Generator Comprehensions are very similar to list comprehensions. One difference between them is that generator comprehensions use circular brackets whereas list comprehensions use square brackets. The major difference between them is that generators don’t allocate memory for the whole list. Instead, they generate each value one by one which is why they are memory efficient. 

output_generator = 

Let’s look at the following example to understand generator comprehension:

In [134]:
set_list = {1, 2, 3, 4, 5}
new_list_generator = (i + 1 for i in set_list)
print(f"new_list_generator: {type(new_list_generator)} -> {next(new_list_generator)}")
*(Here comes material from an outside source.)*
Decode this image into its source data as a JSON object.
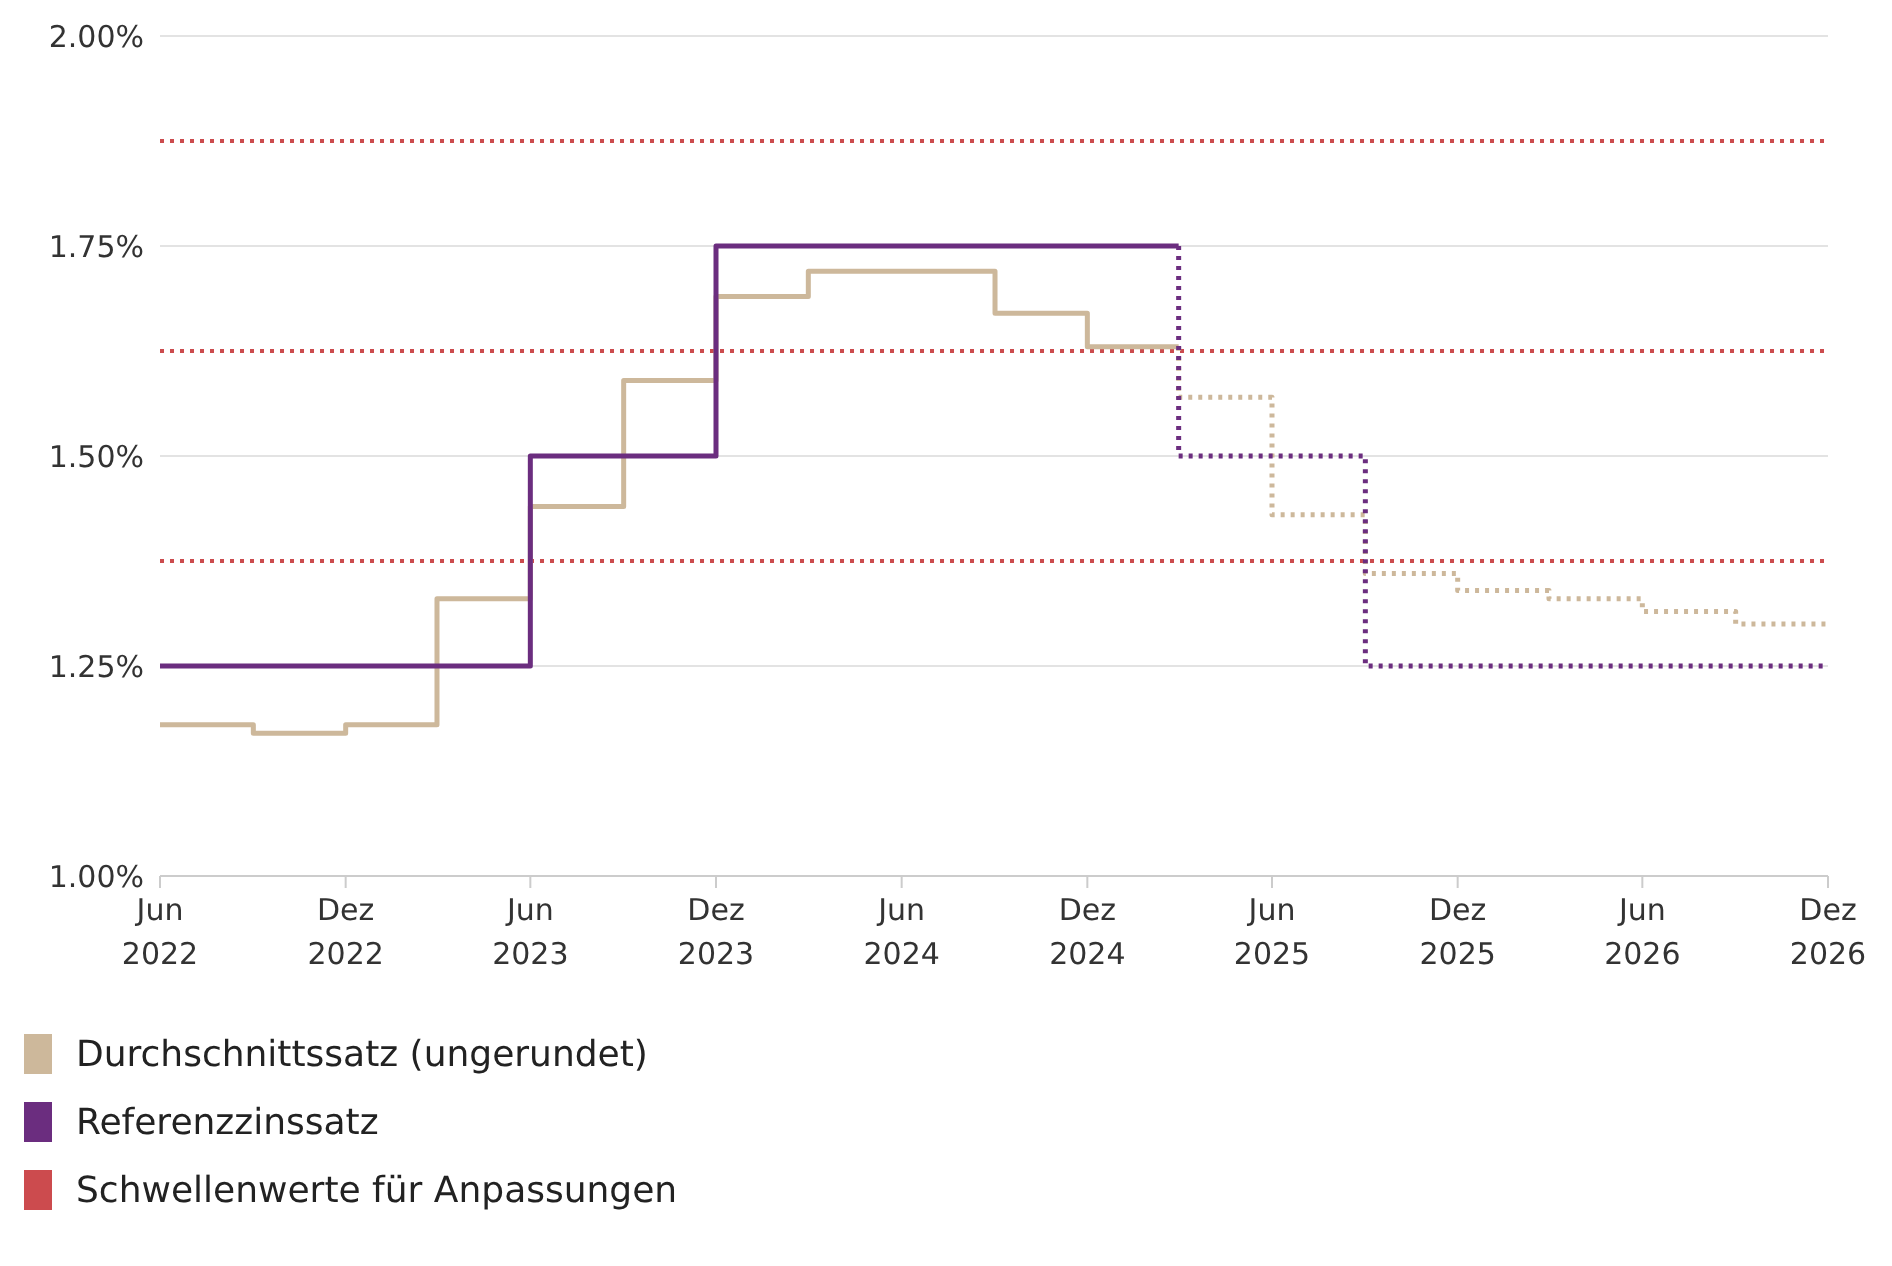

new_list_generator: <class 'generator'> -> 2


# Summary
1. List comprehensions provide us with a simple way to create a list based on some iterable.
2. The comprehensions are more efficient than using a for a loop.
3. We can use conditional statements in the comprehensions.
4. Comprehensions are a good alternative to the built-in map and filter functions.
5. We can have nested comprehensions.
6. In Python, we have also dictionary comprehensions and set comprehensions.
7. Generator expressions are preferable when we work with an infinite stream of a very large amount of data.
8. An iterable is something you can loop over.
9. Sequences are a very common type of iterable
10. Many things in Python are iterables, but not all of them are sequences.
11. An iterator is an object representing a stream of data. It does the iterating over an iterable. You can use an iterator to get the next value or to loop over it. Once, you loop over an iterator, there are no more stream values.
12. Iterators use the lazy evaluation approach.
13. Many built-in classes in Python are iterators.
14. A generator function is a function which returns an iterator.
15. A generator expression is an expression that returns an iterator.